話しかけようと思ったが、もう家の門の前だったので、何も言わずにそのまま自分の部屋まで上がった。
「明日までの宿題でもやるかなー」
どうせ聞いていないんだろうと、霊の事は気にせず勉強机に教科書を並べて勉強を始める。
ところが、一ページ・・・二ページ・・・と、いつもの半分以下のペースで宿題が全く手につかない。

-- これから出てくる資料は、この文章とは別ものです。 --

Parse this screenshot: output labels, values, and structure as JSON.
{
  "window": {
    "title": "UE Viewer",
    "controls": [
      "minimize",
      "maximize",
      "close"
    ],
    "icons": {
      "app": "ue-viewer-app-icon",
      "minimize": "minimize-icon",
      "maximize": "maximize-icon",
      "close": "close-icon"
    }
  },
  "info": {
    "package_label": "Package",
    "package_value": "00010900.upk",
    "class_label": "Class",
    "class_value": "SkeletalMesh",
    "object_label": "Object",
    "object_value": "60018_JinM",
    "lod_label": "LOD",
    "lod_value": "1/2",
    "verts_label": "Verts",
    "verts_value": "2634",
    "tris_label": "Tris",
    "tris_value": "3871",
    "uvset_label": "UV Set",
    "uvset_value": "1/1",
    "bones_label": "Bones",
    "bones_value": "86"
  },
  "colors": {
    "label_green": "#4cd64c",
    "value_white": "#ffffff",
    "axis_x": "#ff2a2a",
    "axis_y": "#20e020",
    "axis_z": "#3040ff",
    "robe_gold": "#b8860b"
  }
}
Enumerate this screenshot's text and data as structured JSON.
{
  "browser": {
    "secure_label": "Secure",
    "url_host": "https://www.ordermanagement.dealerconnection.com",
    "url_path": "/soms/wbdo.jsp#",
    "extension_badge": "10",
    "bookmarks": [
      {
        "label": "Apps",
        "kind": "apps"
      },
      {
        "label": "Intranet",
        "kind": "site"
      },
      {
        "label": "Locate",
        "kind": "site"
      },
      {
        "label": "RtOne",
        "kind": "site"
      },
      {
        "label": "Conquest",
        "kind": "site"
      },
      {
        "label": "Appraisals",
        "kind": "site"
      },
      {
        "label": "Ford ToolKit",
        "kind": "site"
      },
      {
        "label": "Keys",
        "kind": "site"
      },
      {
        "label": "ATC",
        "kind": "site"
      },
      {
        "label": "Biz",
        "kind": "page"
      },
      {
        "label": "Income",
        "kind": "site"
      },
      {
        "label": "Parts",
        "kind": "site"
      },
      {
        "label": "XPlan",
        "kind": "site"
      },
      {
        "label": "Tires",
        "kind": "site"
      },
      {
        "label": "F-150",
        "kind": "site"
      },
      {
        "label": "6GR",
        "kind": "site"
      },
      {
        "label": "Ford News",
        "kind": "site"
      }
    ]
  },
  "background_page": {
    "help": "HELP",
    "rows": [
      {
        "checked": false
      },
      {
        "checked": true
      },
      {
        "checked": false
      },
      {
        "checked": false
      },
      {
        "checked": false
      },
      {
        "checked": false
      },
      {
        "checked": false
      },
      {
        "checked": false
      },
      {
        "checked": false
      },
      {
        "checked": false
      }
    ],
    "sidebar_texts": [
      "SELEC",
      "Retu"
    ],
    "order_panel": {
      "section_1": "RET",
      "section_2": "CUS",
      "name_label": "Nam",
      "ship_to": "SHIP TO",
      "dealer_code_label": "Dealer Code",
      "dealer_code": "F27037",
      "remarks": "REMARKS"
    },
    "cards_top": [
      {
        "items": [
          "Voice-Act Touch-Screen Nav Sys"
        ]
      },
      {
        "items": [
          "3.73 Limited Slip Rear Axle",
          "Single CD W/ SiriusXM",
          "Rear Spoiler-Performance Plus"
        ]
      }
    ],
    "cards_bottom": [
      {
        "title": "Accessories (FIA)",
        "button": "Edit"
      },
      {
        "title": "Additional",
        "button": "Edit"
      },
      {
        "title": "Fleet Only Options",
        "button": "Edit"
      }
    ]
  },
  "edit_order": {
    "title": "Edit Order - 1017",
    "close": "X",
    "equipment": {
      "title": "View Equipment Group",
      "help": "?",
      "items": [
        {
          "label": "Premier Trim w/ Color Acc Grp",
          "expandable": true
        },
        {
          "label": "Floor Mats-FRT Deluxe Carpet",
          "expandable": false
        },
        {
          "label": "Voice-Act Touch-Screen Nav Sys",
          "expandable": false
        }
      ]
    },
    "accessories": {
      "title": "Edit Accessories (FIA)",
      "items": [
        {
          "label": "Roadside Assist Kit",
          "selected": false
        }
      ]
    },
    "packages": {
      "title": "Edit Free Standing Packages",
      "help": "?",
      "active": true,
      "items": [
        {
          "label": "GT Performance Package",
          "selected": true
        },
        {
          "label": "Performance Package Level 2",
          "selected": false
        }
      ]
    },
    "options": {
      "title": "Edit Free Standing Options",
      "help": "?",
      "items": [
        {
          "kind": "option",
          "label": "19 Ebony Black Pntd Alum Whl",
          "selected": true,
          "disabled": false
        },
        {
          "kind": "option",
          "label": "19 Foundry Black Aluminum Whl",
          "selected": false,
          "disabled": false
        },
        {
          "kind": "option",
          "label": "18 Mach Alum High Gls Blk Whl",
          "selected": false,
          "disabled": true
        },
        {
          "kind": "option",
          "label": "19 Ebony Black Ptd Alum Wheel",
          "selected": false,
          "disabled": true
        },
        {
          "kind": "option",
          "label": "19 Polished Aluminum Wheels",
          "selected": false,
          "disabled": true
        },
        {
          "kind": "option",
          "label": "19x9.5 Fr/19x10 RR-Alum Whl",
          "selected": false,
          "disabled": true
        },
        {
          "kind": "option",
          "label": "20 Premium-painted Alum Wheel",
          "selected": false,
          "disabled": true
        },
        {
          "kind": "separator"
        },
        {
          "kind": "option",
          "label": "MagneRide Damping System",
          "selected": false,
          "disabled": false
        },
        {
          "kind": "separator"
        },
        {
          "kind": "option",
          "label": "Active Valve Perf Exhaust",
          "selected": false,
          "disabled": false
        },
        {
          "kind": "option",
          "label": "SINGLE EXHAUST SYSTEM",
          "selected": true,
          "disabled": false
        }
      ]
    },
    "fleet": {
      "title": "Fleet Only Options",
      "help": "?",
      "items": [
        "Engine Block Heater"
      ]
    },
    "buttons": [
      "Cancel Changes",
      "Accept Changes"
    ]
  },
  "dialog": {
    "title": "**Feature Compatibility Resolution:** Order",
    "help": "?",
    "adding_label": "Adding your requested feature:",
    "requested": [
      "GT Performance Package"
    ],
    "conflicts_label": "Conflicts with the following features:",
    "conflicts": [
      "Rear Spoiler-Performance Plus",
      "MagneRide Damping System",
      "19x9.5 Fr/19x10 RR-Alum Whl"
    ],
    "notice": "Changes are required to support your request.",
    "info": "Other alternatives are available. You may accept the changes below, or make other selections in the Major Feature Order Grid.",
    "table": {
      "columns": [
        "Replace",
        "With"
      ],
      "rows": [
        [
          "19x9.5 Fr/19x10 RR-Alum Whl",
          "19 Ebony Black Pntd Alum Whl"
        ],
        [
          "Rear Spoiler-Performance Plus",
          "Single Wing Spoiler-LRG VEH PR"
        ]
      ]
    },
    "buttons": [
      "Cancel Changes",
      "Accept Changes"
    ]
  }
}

気にしないようにすればするほど、霊が何をしているのか気になって仕方がないのだ。
「ねえ、・・・います?」
顔は机に向けたままで呼びかけると、声は案外近くから聞こえた。
『なに?』
「アンタは、なんで俺の守護霊なんてやってんですか?」
これは、俺がずっと尋ねたかった質問だった。
「俺のご先祖とか?」
『いいや』
「じゃ、生前うちのご先祖に助けられたとか?」
『いいや』
ふるふるとかぶりを振ると、霊のかけている黒縁の眼鏡もかたかたと連動して揺れた。
「じゃあ、なんで?」
『そうだな、たとえば――』
言葉を続ける彼の様子から、どうやら話す気が無いわけでもないらしい。
俺は、机に向かっていた体を反転させて霊のほうに向けた。
『前世で俺とお前が恋人同士だった、と言ったら信じるか?』
「え?」
『いわゆる身分違いの恋だよ。誰も彼もに反対されて、それでも諦められなくて』
それなら一緒に心中しようかって。
あまりのスケールの展開に俺の頭はついていけなくて、ぽかんと口をあけたままショートしてしまった。
『結局、俺は生まれ変わることも出来なかったから、必死でお前を探したわけだが・・・。ようやく見つけたら、小学生だし。おまけにどっかの女にうつつを抜かしてる』
嫌にもなるな・・・と霊は大げさにため息をついてみせた。
『でも、ま、色恋はタイミングが大事と言うしな。生まれ変わってまた同じ相手に出会っても、また恋に落ちてもらえるとは限らない』
でも、せめてそばにだけでもと思って・・・。
霊はそこで口を噤むと、話に聞き入っている俺の顔をまじまじと眺めてこういった。
『・・・・・なんてな。お前、まさか信じたのか?』
「は?!え?嘘なんですか?」
『はっはっは』
いい話だと思って聞いていたらハメられた!
ニヤニヤと笑う守護霊を蹴っ飛ばしたいが霊なのでそれも出来ない。
渾身の力を込めてにらみつけると、階下から母親の呼ぶ声が聞こえた。
「律!ちょっと手伝って」
『ほら、呼んでるぞ』
「わかってますってば!」
早く早く!と急かす母親に返事を返してから、教科書を閉じて扉を開けた。
霊はついてくる気が無いらしく、部屋の中に浮んだままだ。
その半透明で不安定な姿になぜか胸がざわめく。
彼は嘘だと言ったけど、話をしている時の様子がやけに気になったのだ。
俺はドアから半身だけ覗かせて尋ねてみた。
「・・・・本当に、今の話信じなくていいんですか?」
『ああ』
再び肯定の返事をもらえたことで、俺は無理やり心を納得させて背を向けた。
それなのに。
『・・・・信じなくていい』
扉が閉まる寸前に聞こえたのは、強い感情を押さえ込んだような低くかすれた声だった。